I mentioned having been surprised that morning, and subsequent mornings. Perhaps the first surprise concerns the congregation; they maintained a balance between a little distance and a sincere friendliness. I am much more susceptible to a reticent friendliness than to the extroverted simulacrum I am accustom to find on these forays, so the reserve suited me well. Another surprise was that the members of Emmanuel Music processed by my seat, with eye contact and smiles, as ones friends might. Their voices reverberating in my head, I was transported, which of course is the point. This is very different from watching performers from a distance.
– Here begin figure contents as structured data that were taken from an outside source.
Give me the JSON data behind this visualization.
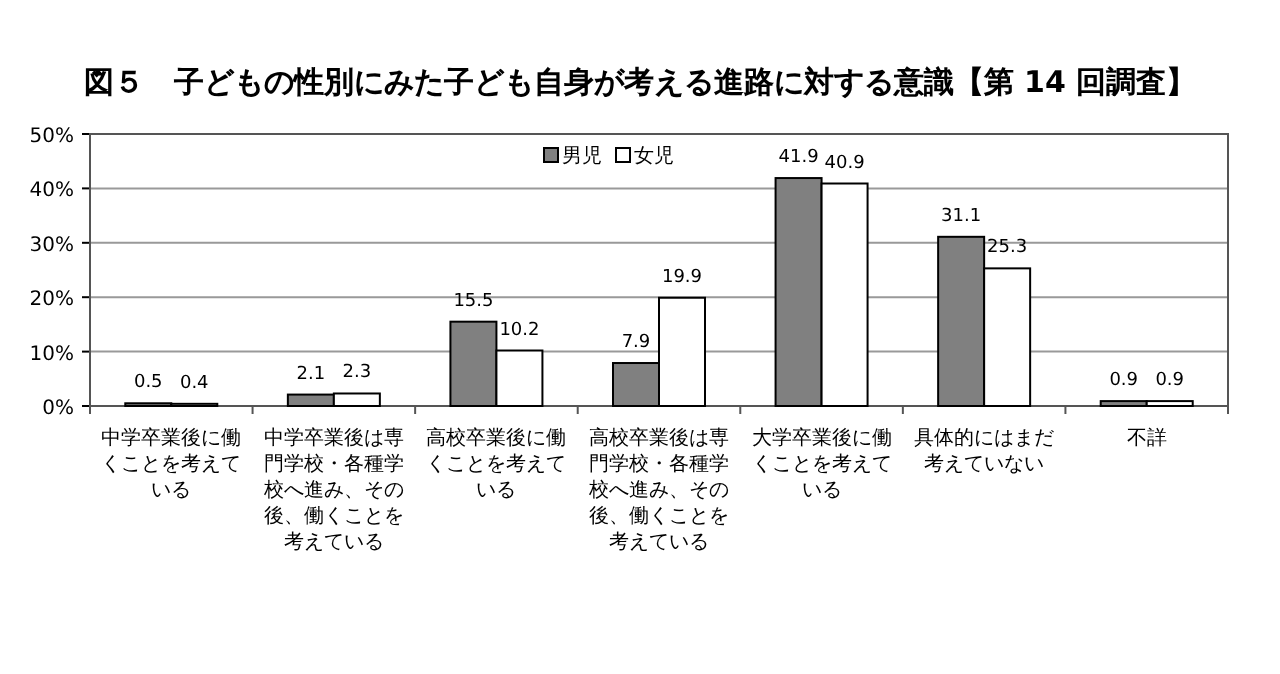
{
  "chart_data": {
    "type": "bar",
    "title": "図５　子どもの性別にみた子ども自身が考える進路に対する意識【第 14 回調査】",
    "categories": [
      "中学卒業後に働くことを考えている",
      "中学卒業後は専門学校・各種学校へ進み、その後、働くことを考えている",
      "高校卒業後に働くことを考えている",
      "高校卒業後は専門学校・各種学校へ進み、その後、働くことを考えている",
      "大学卒業後に働くことを考えている",
      "具体的にはまだ考えていない",
      "不詳"
    ],
    "series": [
      {
        "name": "男児",
        "color": "#808080",
        "values": [
          0.5,
          2.1,
          15.5,
          7.9,
          41.9,
          31.1,
          0.9
        ]
      },
      {
        "name": "女児",
        "color": "#ffffff",
        "values": [
          0.4,
          2.3,
          10.2,
          19.9,
          40.9,
          25.3,
          0.9
        ]
      }
    ],
    "ylim": [
      0,
      50
    ],
    "yticks": [
      {
        "value": 0,
        "label": "0%"
      },
      {
        "value": 10,
        "label": "10%"
      },
      {
        "value": 20,
        "label": "20%"
      },
      {
        "value": 30,
        "label": "30%"
      },
      {
        "value": 40,
        "label": "40%"
      },
      {
        "value": 50,
        "label": "50%"
      }
    ],
    "grid": "y",
    "legend": "top",
    "data_labels": true
  }
}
There were the readings, some of which I happen to dislike- "many are called, but few are chosen." My Friend tells me this is hogwash. What kind of poor craftsman do people think he is that he would be making mistakes all the time. He understands about us, of course, and He says this in amusement, but still, the whole sin and damnation business is very hurtful to him. That's what he tells me, anyway. "And what did I give them those minds for? It was no intention of mine that they should be blathering idiots following any dictate that causes them to fear me. The sheep, after all, are much better sheep! I could have saved myself a great deal of trouble by leaving it at the sheep if that was what I intended." this is what he whispers to me when I make one of my forays into church. You may, at this point, quote Jane Wagner to me. I accept the diagnosis cheerfully.
Well, He was keeping his little whispers to himself that morning, and I was filled with sarcastic curiosity as Rev. Werntz mounted the pulpit to expound on this old saw about behaving oneself. One ear to the Pulpit, one available for Himself- He is very amusing in condescending remarks and I hate to miss any. She commenced the sermon with this prayer:
O God of love, grant us the wisdom, the strength and the courage to seek always and everywhere after truth, come when it may, and cost what it will. Amen.
Prayers are funny things. They may be "recited" in a formal way. It seems to me that the reciter forgets altogether that someone is supposed to be listening to their efforts. I've become so used to chatting with my Friend that I sometimes wonder whether that approach has any point at all. Or prayers may be spoken from the heart,"our Father" Abba, Adoni, dad, Mother of us all, whatever. When a prayer is spoken to a real presence it must be less formal, more immediate, more familiar. My Friend wasn't joking under his breath because she was speaking to him sincerely about having the courage to seek for truth,"cost what it will."
No idyll bargain that. She had my respect and attention. That was one of the big surprises that morning. In her sermons she turned that text from Matthew so deftly that She left me speechless.
I had come for the Cantata, and I got, and continue to get the Cantatas. My expectations were exceeded. The musicians of Emmanuel Music deserve a discussion focused on themselves and I hope to provide it soon, but now I want to move forward to this past weekend, and say something about this community that I have joined.